This post is part of a collection of posts written in 2016 for Glenwood’s 150 year celebration. To see the map and full list of locations included in the walking tour, click here.
Conrad Building – Now part of the Village Inn
Built in 1907 on the east side of Franklin Street (21 South Franklin Street) in the middle of the block between the alley and Green Street (Second Avenue SE)

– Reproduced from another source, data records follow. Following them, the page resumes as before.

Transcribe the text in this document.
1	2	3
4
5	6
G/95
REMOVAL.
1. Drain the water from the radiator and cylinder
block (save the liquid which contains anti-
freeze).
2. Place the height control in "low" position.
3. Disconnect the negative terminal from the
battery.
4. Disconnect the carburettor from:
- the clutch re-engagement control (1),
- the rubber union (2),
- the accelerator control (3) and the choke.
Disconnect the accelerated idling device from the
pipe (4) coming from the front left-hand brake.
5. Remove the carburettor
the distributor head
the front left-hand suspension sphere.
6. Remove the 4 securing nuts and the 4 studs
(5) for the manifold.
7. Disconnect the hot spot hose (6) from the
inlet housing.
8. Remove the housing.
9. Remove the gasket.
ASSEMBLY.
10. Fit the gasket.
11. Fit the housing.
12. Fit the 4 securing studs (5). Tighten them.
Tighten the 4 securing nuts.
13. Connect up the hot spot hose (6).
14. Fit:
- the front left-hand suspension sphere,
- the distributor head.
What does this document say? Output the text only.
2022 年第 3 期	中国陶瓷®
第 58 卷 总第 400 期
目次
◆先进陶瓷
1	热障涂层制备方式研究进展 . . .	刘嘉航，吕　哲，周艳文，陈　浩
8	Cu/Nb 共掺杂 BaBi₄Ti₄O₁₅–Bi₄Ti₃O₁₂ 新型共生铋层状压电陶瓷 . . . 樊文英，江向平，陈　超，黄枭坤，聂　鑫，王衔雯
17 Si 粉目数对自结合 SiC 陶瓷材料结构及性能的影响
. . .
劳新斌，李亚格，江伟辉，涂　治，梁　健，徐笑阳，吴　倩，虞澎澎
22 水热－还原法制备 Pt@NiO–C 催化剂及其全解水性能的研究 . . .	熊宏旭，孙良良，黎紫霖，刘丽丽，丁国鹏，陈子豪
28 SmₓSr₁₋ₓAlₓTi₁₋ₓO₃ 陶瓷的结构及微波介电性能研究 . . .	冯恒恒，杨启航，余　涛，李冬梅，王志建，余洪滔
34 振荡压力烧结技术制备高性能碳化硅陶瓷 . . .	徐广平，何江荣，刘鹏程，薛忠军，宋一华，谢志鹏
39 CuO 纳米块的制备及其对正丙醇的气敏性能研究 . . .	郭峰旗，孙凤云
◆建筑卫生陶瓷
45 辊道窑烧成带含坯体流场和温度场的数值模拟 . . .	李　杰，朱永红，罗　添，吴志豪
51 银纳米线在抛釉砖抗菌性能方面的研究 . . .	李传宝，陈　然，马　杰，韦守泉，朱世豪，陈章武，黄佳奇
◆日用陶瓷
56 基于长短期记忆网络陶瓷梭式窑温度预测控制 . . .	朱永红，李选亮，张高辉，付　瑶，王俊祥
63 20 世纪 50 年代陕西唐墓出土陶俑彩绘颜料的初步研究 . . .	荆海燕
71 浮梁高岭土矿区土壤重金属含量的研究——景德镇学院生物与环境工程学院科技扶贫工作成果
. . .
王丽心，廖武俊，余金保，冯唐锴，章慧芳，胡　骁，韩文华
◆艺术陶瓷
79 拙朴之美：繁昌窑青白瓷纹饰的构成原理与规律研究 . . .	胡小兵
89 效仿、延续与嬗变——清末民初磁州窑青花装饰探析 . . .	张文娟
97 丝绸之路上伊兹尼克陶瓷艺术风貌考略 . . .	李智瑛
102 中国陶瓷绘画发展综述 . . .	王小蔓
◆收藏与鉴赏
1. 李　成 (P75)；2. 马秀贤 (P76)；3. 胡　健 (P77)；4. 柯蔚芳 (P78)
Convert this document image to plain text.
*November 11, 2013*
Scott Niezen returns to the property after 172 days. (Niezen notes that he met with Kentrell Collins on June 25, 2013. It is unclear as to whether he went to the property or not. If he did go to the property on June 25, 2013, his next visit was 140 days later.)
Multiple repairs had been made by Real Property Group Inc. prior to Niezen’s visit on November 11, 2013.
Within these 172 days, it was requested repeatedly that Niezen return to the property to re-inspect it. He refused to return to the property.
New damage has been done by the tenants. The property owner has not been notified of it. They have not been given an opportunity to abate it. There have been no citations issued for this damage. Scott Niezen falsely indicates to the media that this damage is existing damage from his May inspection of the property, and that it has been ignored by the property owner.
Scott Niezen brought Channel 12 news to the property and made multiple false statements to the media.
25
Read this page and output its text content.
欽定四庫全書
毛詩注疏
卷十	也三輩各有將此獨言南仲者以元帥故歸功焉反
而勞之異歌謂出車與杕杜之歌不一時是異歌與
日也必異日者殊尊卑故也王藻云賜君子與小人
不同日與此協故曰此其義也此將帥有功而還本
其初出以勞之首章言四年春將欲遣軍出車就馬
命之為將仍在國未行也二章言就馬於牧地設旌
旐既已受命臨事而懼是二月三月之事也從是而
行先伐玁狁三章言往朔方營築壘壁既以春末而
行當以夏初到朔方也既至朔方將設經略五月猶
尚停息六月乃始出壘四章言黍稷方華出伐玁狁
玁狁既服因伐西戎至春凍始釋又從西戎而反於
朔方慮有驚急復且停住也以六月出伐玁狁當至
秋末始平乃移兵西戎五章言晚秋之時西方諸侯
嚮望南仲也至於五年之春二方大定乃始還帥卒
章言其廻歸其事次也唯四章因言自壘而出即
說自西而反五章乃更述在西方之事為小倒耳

Tenants included: Goodrich Drug Company 1907-1911, McMillan Restaurant 1914-?, Berry’s Undertaking Parlor – 1920, Swanson Bakery 1921-1927, Boston Cafe 1927-1947, Setter Drug 1948 – 1963, and the Glenwood Jaycee Hall. It is currently part of the Village Inn / Village Cafe and often used as a meeting room
Probably the most famous business to use the Building was Swanson Bakery. Charles Swanson took over the baking department in the basement of the Rogers Hotel in 1914. Ten years later his bakery building on First Avenue SE was baking 6,500 loaves daily shipping to 36 towns in the area. The flour bins on the second floor could hold 500 barrels of flour. By 1929 Swanson’s Sonny Boy Bread was distributed to 125 towns in three states, and was the first to market sliced bread in this region. It closed in 1941.